Seit der Schulzeit machen die fünf Mitglieder von Red Ivy aus der Nähe von Dortmund gemeinsam alternativen Pop-Rock mit dynamischen Schlagzeugrhythmen, pulsierenden Gitarrenklängen und kräftigem Gesang. Sowohl in ihrer Heimat als auch überregional hat sich die Band bereits durch Konzerte wie dem hessischen Open Flair Festival eine Fanbase erspielt. Wegen der aktuellen Pandemiesituation mussten die fünf sich nun das erste Mal bei den Proben umstellen, Pläne für neue Songs und Musikvideos gibt es aber trotzdem. Die Lead-Sängerin der Band, Hannah Wetter, hat uns im Interview erzählt, wie es ist, auf Dorffesten zu spielen, was die Coronakrise für die Band verändert hat und wie sich die Musik mit Arbeit und Studium unter einen Hut bringen lässt.

vier Männer und eine Frau farbig angestrahlt
© Red Ivy

Musik unterm Radar: Red Ivy gibt es nun schon fünf Jahre. Wie habt ihr euch eigentlich als Band gefunden?
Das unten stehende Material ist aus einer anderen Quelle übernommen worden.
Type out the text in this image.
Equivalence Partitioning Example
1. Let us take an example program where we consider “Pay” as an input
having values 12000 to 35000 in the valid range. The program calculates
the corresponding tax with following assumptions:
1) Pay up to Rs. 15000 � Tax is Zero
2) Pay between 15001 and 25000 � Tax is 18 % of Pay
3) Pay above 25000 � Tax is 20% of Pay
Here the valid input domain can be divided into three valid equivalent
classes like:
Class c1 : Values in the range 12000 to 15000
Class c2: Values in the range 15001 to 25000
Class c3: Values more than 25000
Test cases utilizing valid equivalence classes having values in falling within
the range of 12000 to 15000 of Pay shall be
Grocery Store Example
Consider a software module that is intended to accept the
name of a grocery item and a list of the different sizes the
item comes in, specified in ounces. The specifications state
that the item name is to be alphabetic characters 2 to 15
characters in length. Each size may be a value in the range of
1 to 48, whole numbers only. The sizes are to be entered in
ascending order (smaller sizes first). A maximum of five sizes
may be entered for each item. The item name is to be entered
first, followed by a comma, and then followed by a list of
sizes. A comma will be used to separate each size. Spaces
Hannah Wetter: Wir waren damals alle auf der gleichen Schule in der Kleinstadt Werne und dann kam irgendwann der Tag, an dem ein Lehrer uns zusammengetrommelt hat und gesagt hat: „So, ihr gründet jetzt eine Band.“ Ich als Jüngste habe das Singen übernommen und seitdem haben wir uns nicht mehr aus den Augen verloren.

Mir als „Dorfkind“ brennt da natürlich direkt eine Frage unter den Fingernägeln: Wie habt ihr die Musikszene auf dem Land empfunden? Hattet ihr da auch den klischeehaften Auftritt in der Scheune oder auf Dorffesten?